A partilha mencionada nos Atos dos Apóstolos era um testemunho tangível do Evangelho em ação, não a proposta de uma práxis revolucionária cujo meio é a ditadura do proletariado e o fim, a destruição de uma velha ordem social
Há um detalhe suprimido por todo comunista que instrumentaliza esse versículo: “da multidão dos que creram, era um o coração e a alma”. Ora, a partilha de bens não era apenas uma prática social, mas uma expressão de fé. Ao compartilhar, os primeiros cristãos estavam vivenciando os ensinamentos de Jesus sobre amor ao próximo enquanto expressão da misericórdia de Deus. A partilha mencionada era um testemunho tangível do Evangelho em ação, não a proposta de uma práxis revolucionária cujo meio é a ditadura do proletariado e o fim, a destruição de uma velha ordem social.

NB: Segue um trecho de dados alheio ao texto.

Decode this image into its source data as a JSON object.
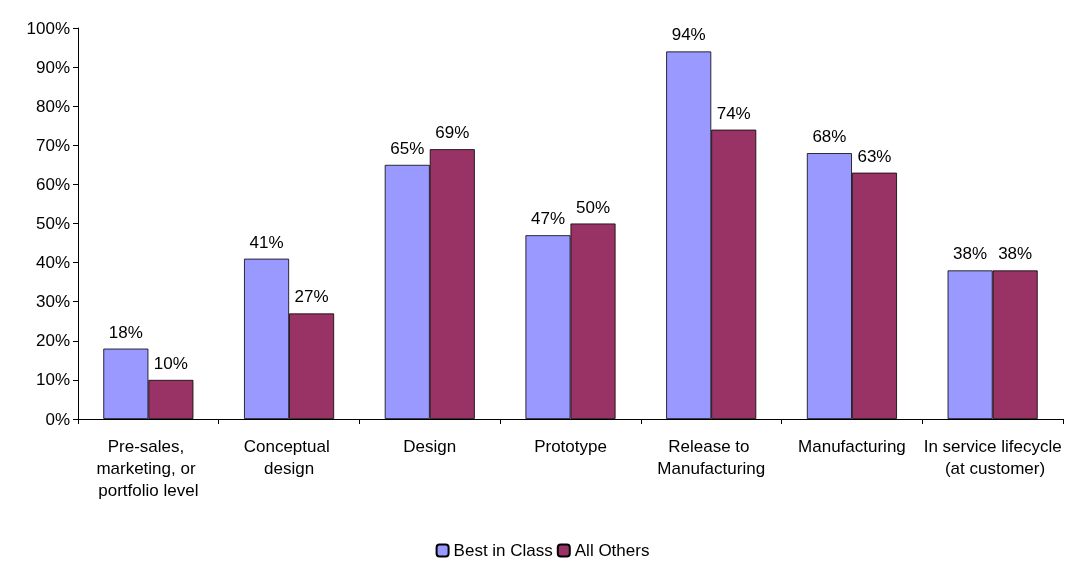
{
  "chart_data": {
    "type": "bar",
    "categories": [
      "Pre-sales, marketing, or portfolio level",
      "Conceptual design",
      "Design",
      "Prototype",
      "Release to Manufacturing",
      "Manufacturing",
      "In service lifecycle (at customer)"
    ],
    "series": [
      {
        "name": "Best in Class",
        "color": "#9999ff",
        "values": [
          18,
          41,
          65,
          47,
          94,
          68,
          38
        ],
        "value_labels": [
          "18%",
          "41%",
          "65%",
          "47%",
          "94%",
          "68%",
          "38%"
        ]
      },
      {
        "name": "All Others",
        "color": "#993366",
        "values": [
          10,
          27,
          69,
          50,
          74,
          63,
          38
        ],
        "value_labels": [
          "10%",
          "27%",
          "69%",
          "50%",
          "74%",
          "63%",
          "38%"
        ]
      }
    ],
    "ylim": [
      0,
      100
    ],
    "yticks": [
      {
        "value": 0,
        "label": "0%"
      },
      {
        "value": 10,
        "label": "10%"
      },
      {
        "value": 20,
        "label": "20%"
      },
      {
        "value": 30,
        "label": "30%"
      },
      {
        "value": 40,
        "label": "40%"
      },
      {
        "value": 50,
        "label": "50%"
      },
      {
        "value": 60,
        "label": "60%"
      },
      {
        "value": 70,
        "label": "70%"
      },
      {
        "value": 80,
        "label": "80%"
      },
      {
        "value": 90,
        "label": "90%"
      },
      {
        "value": 100,
        "label": "100%"
      }
    ],
    "grid": false,
    "legend": "bottom"
  }
}
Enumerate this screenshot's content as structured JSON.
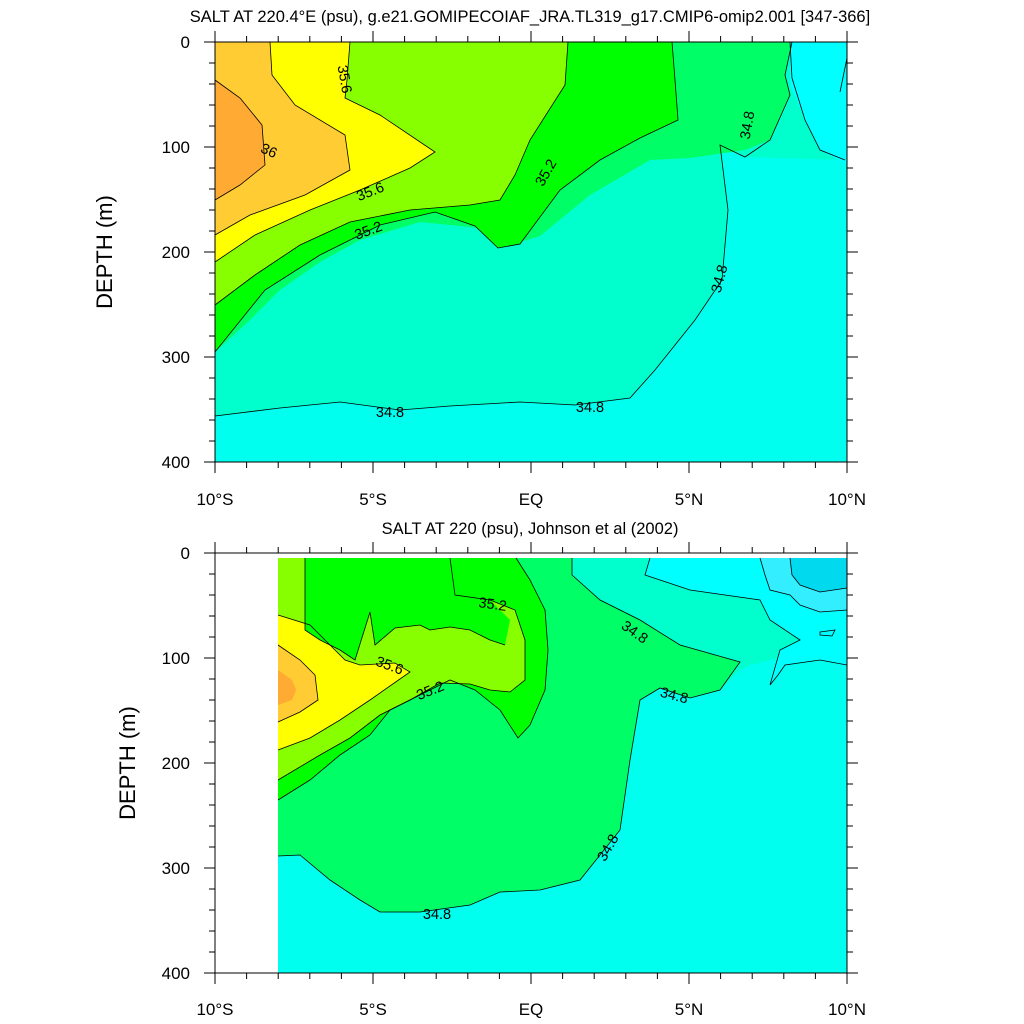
{
  "chart_data": [
    {
      "type": "contour",
      "title": "SALT AT 220.4°E (psu), g.e21.GOMIPECOIAF_JRA.TL319_g17.CMIP6-omip2.001 [347-366]",
      "ylabel": "DEPTH (m)",
      "xlim": [
        -10,
        10
      ],
      "ylim": [
        0,
        400
      ],
      "y_reversed": true,
      "x_tick_labels": [
        "10°S",
        "5°S",
        "EQ",
        "5°N",
        "10°N"
      ],
      "y_tick_labels": [
        "0",
        "100",
        "200",
        "300",
        "400"
      ],
      "contour_levels": [
        34.4,
        34.6,
        34.8,
        35.0,
        35.2,
        35.4,
        35.6,
        35.8,
        36.0,
        36.2
      ],
      "contour_labels": [
        "35.6",
        "36",
        "35.6",
        "35.2",
        "35.2",
        "34.8",
        "34.8",
        "34.8",
        "34.8"
      ],
      "data_start_lat": -10
    },
    {
      "type": "contour",
      "title": "SALT AT 220 (psu), Johnson et al (2002)",
      "ylabel": "DEPTH (m)",
      "xlim": [
        -10,
        10
      ],
      "ylim": [
        0,
        400
      ],
      "y_reversed": true,
      "x_tick_labels": [
        "10°S",
        "5°S",
        "EQ",
        "5°N",
        "10°N"
      ],
      "y_tick_labels": [
        "0",
        "100",
        "200",
        "300",
        "400"
      ],
      "contour_levels": [
        34.4,
        34.6,
        34.8,
        35.0,
        35.2,
        35.4,
        35.6,
        35.8,
        36.0
      ],
      "contour_labels": [
        "35.2",
        "35.6",
        "35.2",
        "34.8",
        "34.8",
        "34.8",
        "34.8"
      ],
      "data_start_lat": -8
    }
  ],
  "colors": {
    "fill_band_colors": [
      "#00ffff",
      "#00fff0",
      "#00ffcc",
      "#00ff66",
      "#00ff00",
      "#88ff00",
      "#ffff00",
      "#ffcc33",
      "#ffaa33"
    ],
    "fill_deep_cyan": "#00d9ee",
    "fill_light_cyan": "#33eeff",
    "contour_line": "#000000"
  }
}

O versículo começa com a afirmação de que os crentes eram “um só coração e uma só alma” em Cristo Jesus. Esta unidade vai além da mera concordância ideológica; ela reflete uma profunda conexão espiritual e comunitária, que é o coração de toda a Igreja primitiva, não do Estado. No cristianismo, a unidade não é apenas o ideal de um novo mundo aqui na terra, mas uma realidade vivida como Reino de Deus, fundamentada no amor e na misericórdia de Cristo Jesus. Se Dino de fato fosse um “comunista, graças a Deus”, o reino que ele busca exercer poder não seria o deste mundo, o mundinho de seus camaradas.